Oosthoek Encyclopedie

Oosthoek's Uitgevers Mij. N.V (1916-1925)

Gepubliceerd op 13-12-2021

Mussolini

betekenis & definitie

Benito, Italiaans politicus, *29.7.1883 Predappio (Romagna), ♰(gefusilleerd) 29.4.1945 Giulini di Mezzagra (nabij Como); zoon van een hoefsmid en een onderwijzeres. Mussolini werd in 1901 onderwijzer.

Wegens dienstweigering moest hij in 1902 uitwijken naar Zwitserland. Hier volgde Mussolini de colleges van V.Pareto, wiens antiparlementarisme hem beïnvloedde. Terug in Italië werd Mussolini actief in de socialistische partij en was van 1912-14 hoofdredacteur van het radicaal socialistische Avanti. Na 1914 propageerde hij de Italiaanse interventie in de Eerste Wereldoorlog, en werd hij uit de partij gestoten. Waarschijnlijk met Frans kapitaal stichtte Mussolini het dagblad Il popolo d’Italia (ook na 1922 zijn spreekbuis), waarin hij de neutraliteitspolitiek van Giolitti en het pacifistisch socialisme aanviel. Na de Italiaanse oorlogsverklaring aan Oostenrijk nam Mussolini dienst in het leger, en raakte in 1917 gewond.

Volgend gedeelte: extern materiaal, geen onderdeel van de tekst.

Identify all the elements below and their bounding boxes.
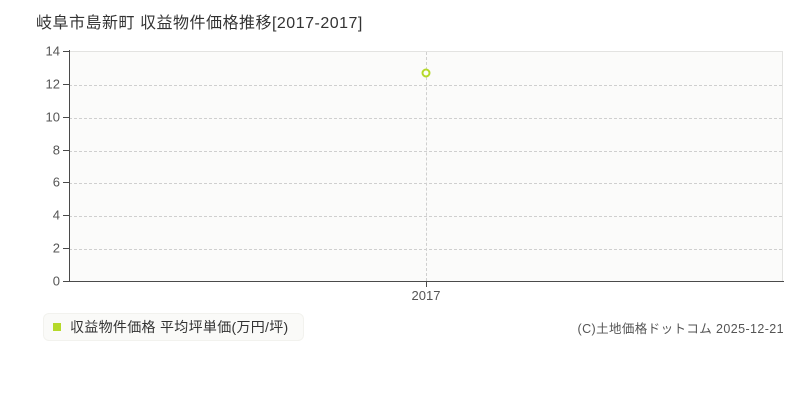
y-axis-tick <box>63 248 70 250</box>
footer-credit: (C)土地価格ドットコム 2025-12-21 <box>577 322 784 336</box>
y-axis-tick <box>63 51 70 52</box>
gridline-horizontal <box>69 150 782 152</box>
gridline-horizontal <box>69 216 782 218</box>
y-axis-label: 12 <box>45 76 60 92</box>
chart-title-text: 岐阜市島新町 収益物件価格推移[2017-2017] <box>36 15 363 32</box>
gridline-horizontal <box>69 183 782 185</box>
y-axis-label: 2 <box>52 240 60 256</box>
legend-item-label: 収益物件価格 平均坪単価(万円/坪) <box>70 319 289 335</box>
y-axis-label: 4 <box>52 207 60 223</box>
x-axis-tick <box>426 281 427 287</box>
y-axis-label: 8 <box>52 142 60 158</box>
chart-title: 岐阜市島新町 収益物件価格推移[2017-2017] <box>36 9 363 33</box>
y-axis-tick <box>63 83 70 85</box>
y-axis-tick <box>63 149 70 151</box>
y-axis-tick <box>63 215 70 217</box>
y-axis-line <box>69 50 70 282</box>
legend-swatch-icon <box>53 323 61 331</box>
y-axis-label: 6 <box>52 174 60 190</box>
data-point[interactable] <box>421 68 431 78</box>
chart-legend[interactable]: 収益物件価格 平均坪単価(万円/坪) <box>44 314 303 340</box>
y-axis-label: 0 <box>52 273 60 289</box>
y-axis-label: 10 <box>45 109 60 125</box>
gridline-horizontal <box>69 117 782 119</box>
gridline-horizontal <box>69 84 782 86</box>
y-axis-tick <box>63 116 70 118</box>
y-axis-label: 14 <box>45 43 60 59</box>
x-axis-label: 2017 <box>411 288 441 303</box>
y-axis-tick <box>63 182 70 184</box>
plot-area <box>69 51 783 281</box>
y-axis-tick <box>63 281 70 282</box>
gridline-vertical <box>426 52 427 281</box>
gridline-horizontal <box>69 249 782 251</box>
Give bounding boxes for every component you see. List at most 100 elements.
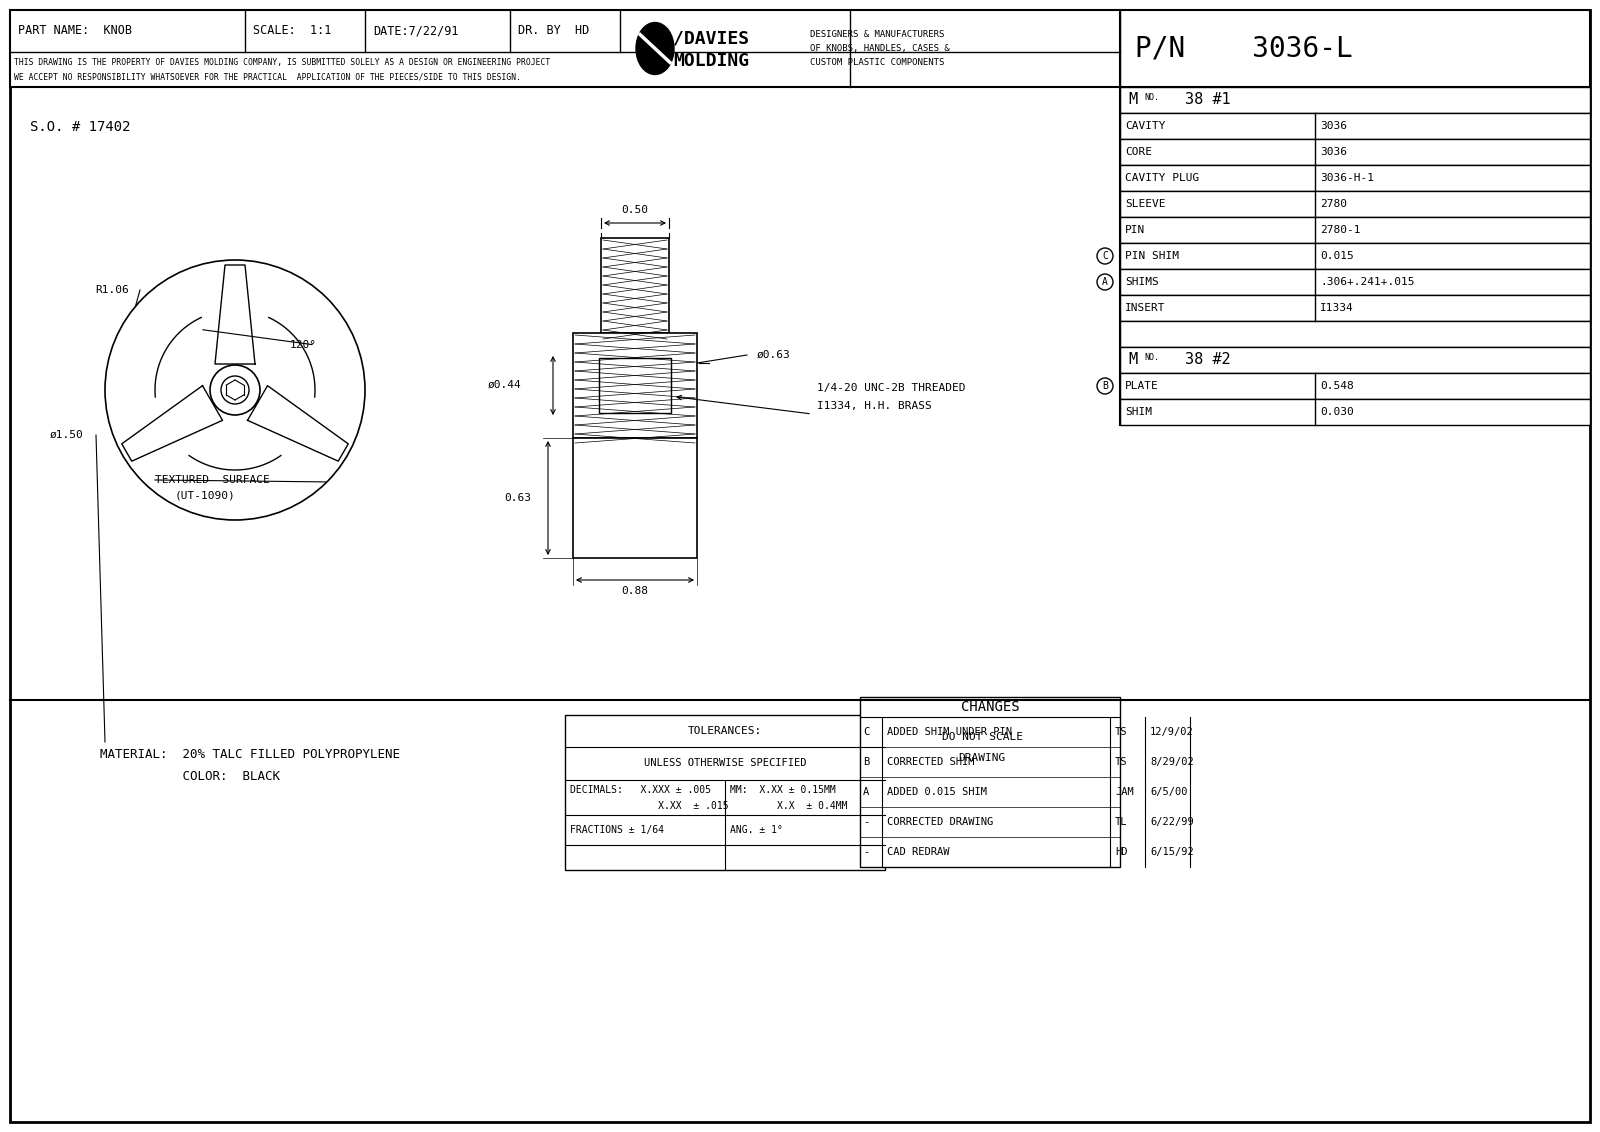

In 1919 vormde Mussolini voornamelijk uit oud-strijders, de fasci di combattimento, de eerste fascistische organisatie; in 1921 omgevormd tot de Partito Nazionale Fascista. Na de Mars op Rome (okt. 1922) werd Mussolini kabinetsformateur, waarna hij, met behoud van de monarchie, een autoritaire staat opbouwde. Door in eigen persoon een aantal belangrijke partijen regeringsfuncties te verenigen, ontwikkelde Mussolini zich tot leider, Il Duce, die redenaarstalent, een scherp gevoel voor propaganda en een zeer goed inzicht in ‘public relations’ toonde. Demping van de Pontijnse moerassen, reorganisatie van de Italiaanse spoorwegen en de aanleg van pompeuze bouwwerken, verschaften Mussolini grandeur als organisator. Door een aanvankelijk liberaal bewind wist Mussolini de ondernemers voor zich te winnen, terwijl zijn ideeën over de inrichting van een corporatieve staat nooit verwerkelijkt zouden worden. Na 1930 streefde Mussolini in de buitenlandse politiek naar herleving van de Italiaanse grandeur als Middellandse-Zeemogendheid en stuurde aan op een expansionistische politiek.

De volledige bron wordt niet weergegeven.